Traduzindo: o governo suspendeu um imposto que ele mesmo já programou para retornar com outro nome.
Como o imposto volta — e por que pode ser pior
A alíquota estimada da CBS sobre importações é de aproximadamente 9% — menor do que os atuais 20% do Imposto de Importação. Mas há um detalhe crucial que o governo prefere não destacar.
A CBS será somada ao ICMS estadual, que varia entre 17% e 20% dependendo do estado. Ou seja, a carga tributária total sobre compras internacionais ficará entre 26% e 29% — potencialmente mais alta do que o consumidor pagava antes da suspensão anunciada com tanto alarde.
Quanto isso representa na prática? Um produto de R$ 200 poderá custar entre R$ 252 e R$ 258 após a aplicação conjunta da CBS e do ICMS a partir de 2027. E a conta chega exatamente quando o novo mandato — se houver — estiver começando.
O calendário que entrega a estratégia eleitoral
A sequência dos fatos fala por si:
- 2023: Lula sanciona Reforma Tributária que prevê nova taxação federal sobre importações a partir de 2027
- 2026: Lula lança MP zerando imposto sobre blusinhas às vésperas da eleição
- 2027: Imposto retorna, com novo nome, embutido na CBS — caso o atual governo continue no poder
Para parlamentares da oposição, a manobra é clara: o governo anunciou o fim de um imposto impopular sabendo que outro tributo federal já estava programado para substituí-lo logo depois da urna. Suspender agora para cobrar depois — mas só depois de ganhar a eleição.
O que o governo diz — e o que especialistas respondem
Integrantes da equipe econômica do Planalto defendem que o novo sistema é mais moderno, segue padrões internacionais e busca equiparar a tributação entre produtos nacionais e importados, reduzindo a concorrência considerada desleal com o varejo brasileiro.
Críticos, porém, são diretos: trocou-se um imposto impopular por outro tributo com nome diferente, mantendo — e possivelmente aumentando — a carga sobre o consumidor final que compra em sites estrangeiros.
O economista e especialista em reforma tributária Bernard Appy, um dos arquitetos do novo sistema, já reconheceu publicamente que a CBS incidirá sobre importações digitais. O governo sabe disso. O consumidor precisa saber também.
O que muda agora — e o que muda depois da eleição
Hoje, em 2026: Compras de até US$ 50 em sites internacionais pagam apenas o ICMS estadual (17% a 20%). Sem imposto federal.
A partir de janeiro de 2027, se o governo atual continuar: Entra em vigor a CBS (~9%) somada ao ICMS. Carga total estimada: 26% a 29%.

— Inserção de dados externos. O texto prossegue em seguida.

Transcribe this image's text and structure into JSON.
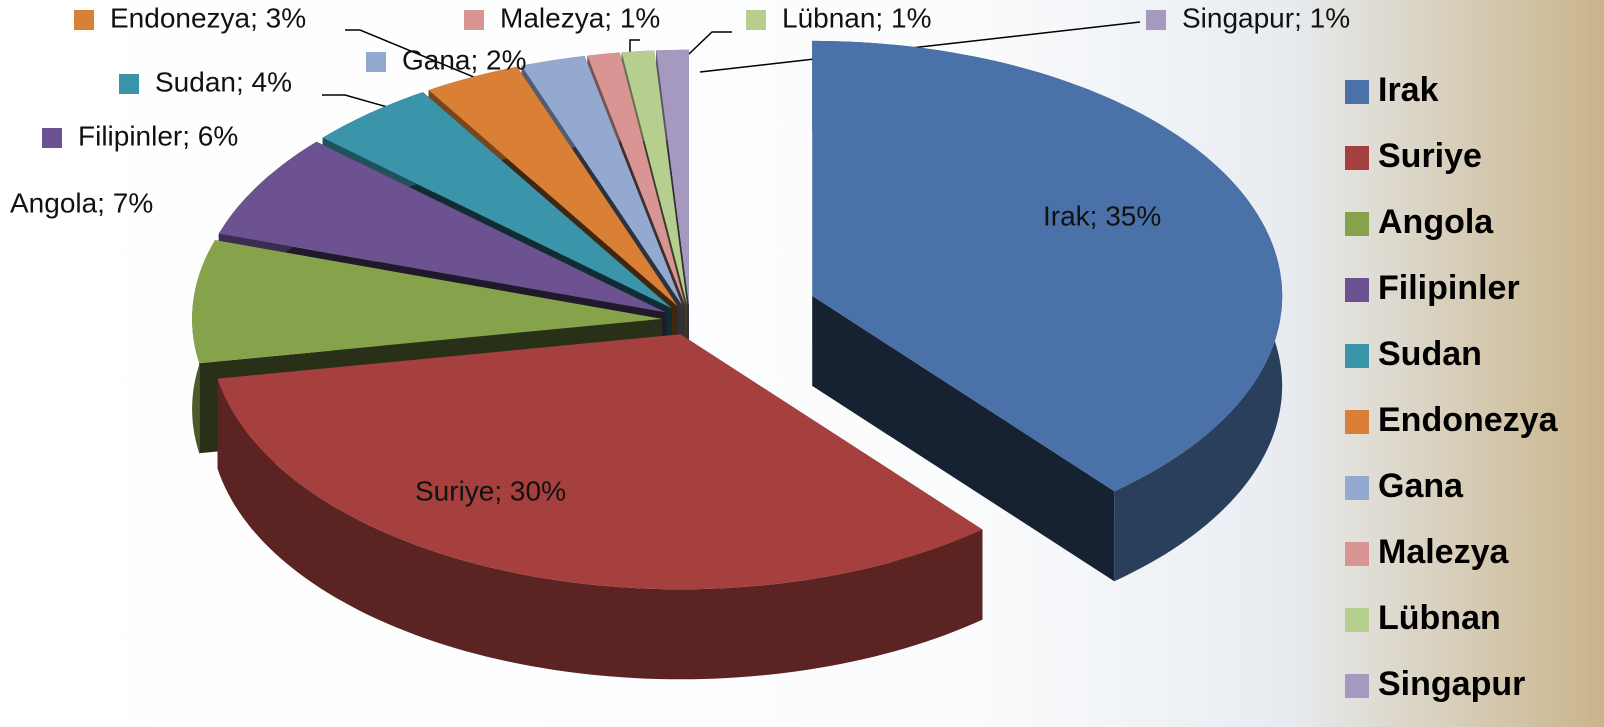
{
  "chart_data": {
    "type": "pie3d",
    "categories": [
      "Irak",
      "Suriye",
      "Angola",
      "Filipinler",
      "Sudan",
      "Endonezya",
      "Gana",
      "Malezya",
      "Lübnan",
      "Singapur"
    ],
    "values": [
      35,
      30,
      7,
      6,
      4,
      3,
      2,
      1,
      1,
      1
    ],
    "value_labels": [
      "Irak; 35%",
      "Suriye; 30%",
      "Angola; 7%",
      "Filipinler; 6%",
      "Sudan; 4%",
      "Endonezya; 3%",
      "Gana; 2%",
      "Malezya; 1%",
      "Lübnan; 1%",
      "Singapur; 1%"
    ],
    "colors": [
      "#4a72a8",
      "#a5403e",
      "#86a34b",
      "#6c5290",
      "#3a95ab",
      "#d97f36",
      "#93a9cf",
      "#d99594",
      "#b6cf8f",
      "#a699c0"
    ],
    "legend": "right"
  }
}
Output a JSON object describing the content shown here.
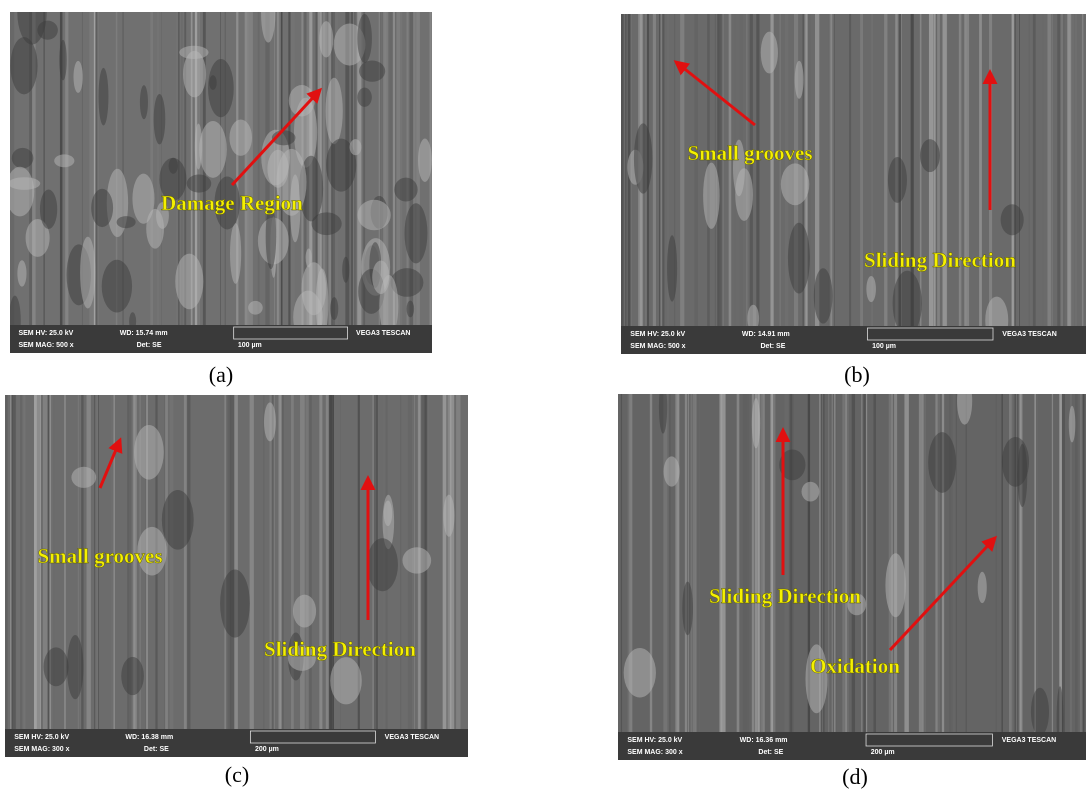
{
  "panels": [
    {
      "caption": "(a)",
      "annotations": [
        "Damage Region"
      ],
      "info": {
        "hv": "SEM HV: 25.0 kV",
        "wd": "WD: 15.74 mm",
        "brand": "VEGA3 TESCAN",
        "mag": "SEM MAG: 500 x",
        "det": "Det: SE",
        "scale": "100 µm"
      }
    },
    {
      "caption": "(b)",
      "annotations": [
        "Small grooves",
        "Sliding Direction"
      ],
      "info": {
        "hv": "SEM HV: 25.0 kV",
        "wd": "WD: 14.91 mm",
        "brand": "VEGA3 TESCAN",
        "mag": "SEM MAG: 500 x",
        "det": "Det: SE",
        "scale": "100 µm"
      }
    },
    {
      "caption": "(c)",
      "annotations": [
        "Small grooves",
        "Sliding Direction"
      ],
      "info": {
        "hv": "SEM HV: 25.0 kV",
        "wd": "WD: 16.38 mm",
        "brand": "VEGA3 TESCAN",
        "mag": "SEM MAG: 300 x",
        "det": "Det: SE",
        "scale": "200 µm"
      }
    },
    {
      "caption": "(d)",
      "annotations": [
        "Sliding Direction",
        "Oxidation"
      ],
      "info": {
        "hv": "SEM HV: 25.0 kV",
        "wd": "WD: 16.36 mm",
        "brand": "VEGA3 TESCAN",
        "mag": "SEM MAG: 300 x",
        "det": "Det: SE",
        "scale": "200 µm"
      }
    }
  ]
}
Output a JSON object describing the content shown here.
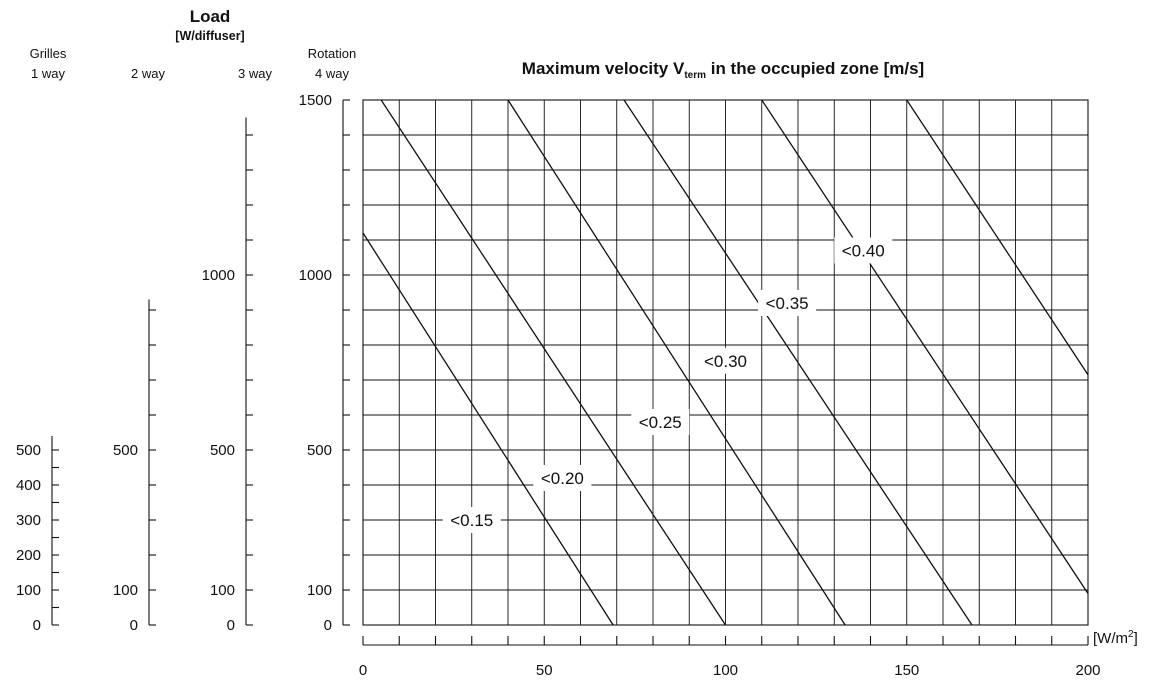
{
  "chart_data": {
    "type": "line",
    "title_prefix": "Maximum velocity V",
    "title_sub": "term",
    "title_suffix": " in the occupied zone [m/s]",
    "load_title": "Load",
    "load_unit": "[W/diffuser]",
    "x_axis": {
      "unit_prefix": "[W/m",
      "unit_sup": "2",
      "unit_suffix": "]",
      "range": [
        0,
        200
      ],
      "ticks": [
        "0",
        "50",
        "100",
        "150",
        "200"
      ],
      "grid_step": 10
    },
    "y_axis": {
      "range": [
        0,
        1500
      ],
      "grid_step": 100
    },
    "load_scales": [
      {
        "header1": "Grilles",
        "header2": "1 way",
        "max": 540,
        "tick_step": 50,
        "labels": [
          "0",
          "100",
          "200",
          "300",
          "400",
          "500"
        ]
      },
      {
        "header1": "",
        "header2": "2 way",
        "max": 930,
        "tick_step": 100,
        "labels": [
          "0",
          "100",
          "500"
        ]
      },
      {
        "header1": "",
        "header2": "3 way",
        "max": 1450,
        "tick_step": 100,
        "labels": [
          "0",
          "100",
          "500",
          "1000"
        ]
      },
      {
        "header1": "Rotation",
        "header2": "4 way",
        "max": 1500,
        "tick_step": 100,
        "labels": [
          "0",
          "100",
          "500",
          "1000",
          "1500"
        ]
      }
    ],
    "series": [
      {
        "name": "<0.15",
        "points": [
          [
            0,
            1120
          ],
          [
            69,
            0
          ]
        ],
        "label_at": [
          30,
          300
        ]
      },
      {
        "name": "<0.20",
        "points": [
          [
            5,
            1500
          ],
          [
            100,
            0
          ]
        ],
        "label_at": [
          55,
          420
        ]
      },
      {
        "name": "<0.25",
        "points": [
          [
            40,
            1500
          ],
          [
            133,
            0
          ]
        ],
        "label_at": [
          82,
          580
        ]
      },
      {
        "name": "<0.30",
        "points": [
          [
            72,
            1500
          ],
          [
            168,
            0
          ]
        ],
        "label_at": [
          100,
          755
        ]
      },
      {
        "name": "<0.35",
        "points": [
          [
            110,
            1500
          ],
          [
            200,
            90
          ]
        ],
        "label_at": [
          117,
          920
        ]
      },
      {
        "name": "<0.40",
        "points": [
          [
            150,
            1500
          ],
          [
            200,
            715
          ]
        ],
        "label_at": [
          138,
          1070
        ]
      }
    ]
  }
}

A MP tem validade de 120 dias. Se o Congresso não aprovar, o imposto de 20% pode voltar antes mesmo da eleição. Se aprovar, ele fica suspenso até 2027 — quando retorna reformatado pela própria legislação que Lula assinou.
Até lá, o debate político nas redes sociais segue acirrado — e consumidores que compram na Shein, Shopee, AliExpress e Temu têm tudo para ser os maiores perdedores dessa equação, independentemente de quem vencer em outubro.